Web applications assuming they can change directories for individual
requests or which only work when run from a specific directory are
arguably poorly designed. Such techniques will never work properly
where multithreading is used or where multiple instances of the
application need to run in same process.
It is much better that file system accesses always be by absolute pathname.
> Now I think this configuration should solve these issues:
> WSGIProcessGroup abc
> WSGIDaemonProcess abc threads=1 processes=8 display-name=mod_wsgi:abc
>
> But I don't think that is very scalable or lean.

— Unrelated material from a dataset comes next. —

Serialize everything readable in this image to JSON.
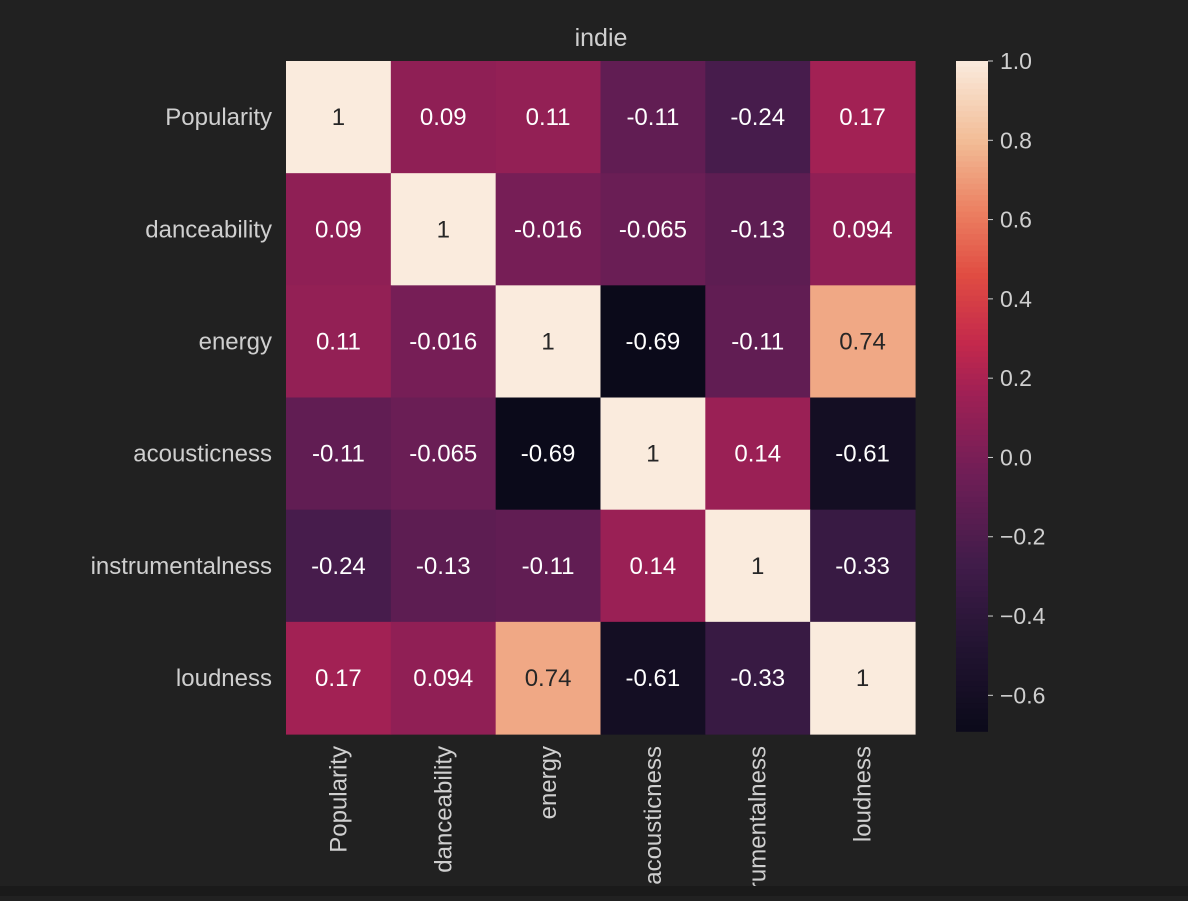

Not scalable and lean in what way?
You will use just as much memory if you were to create as many
distinct process groups as you have applications and with each having
8 processes each running a single thread.
The only thing wrong I can see in above is that it will still not
solve problem where a web application expects to always be run out of
a specific directory and only sets that directory location once when
web application first loaded. This is because last such similar
application to load will override location for others due to web
application instances still being in same process.
> I've tried some config with %{ENV:SCRIPT_FILENAME} but it doesn't seem
> to work. Is there a way that I can give every script its own
> processgroup and threads from a global configuration file?
At the moment only by duplicating WSGIDaemonProcess/WSGIProcessGroup
configuration for each application.
Because I don't know whether you are currently using WSGIScriptAlias
on specific WSGI script file, or mapping it against a directory of
WSGI script files, or using AddHandler, can't guide you as to exactly
what you need to do.
Short answer is though that you aren't restricted to one
WSGIDaemonProcess/WSGIProcessGroup configuration.
Can you provide the rest of your mod_wsgi related configuration?
Can you also explain why your web applications are changing the
working directory in the first place and not using absolute path names
for file system access as would be regarded as being best practice?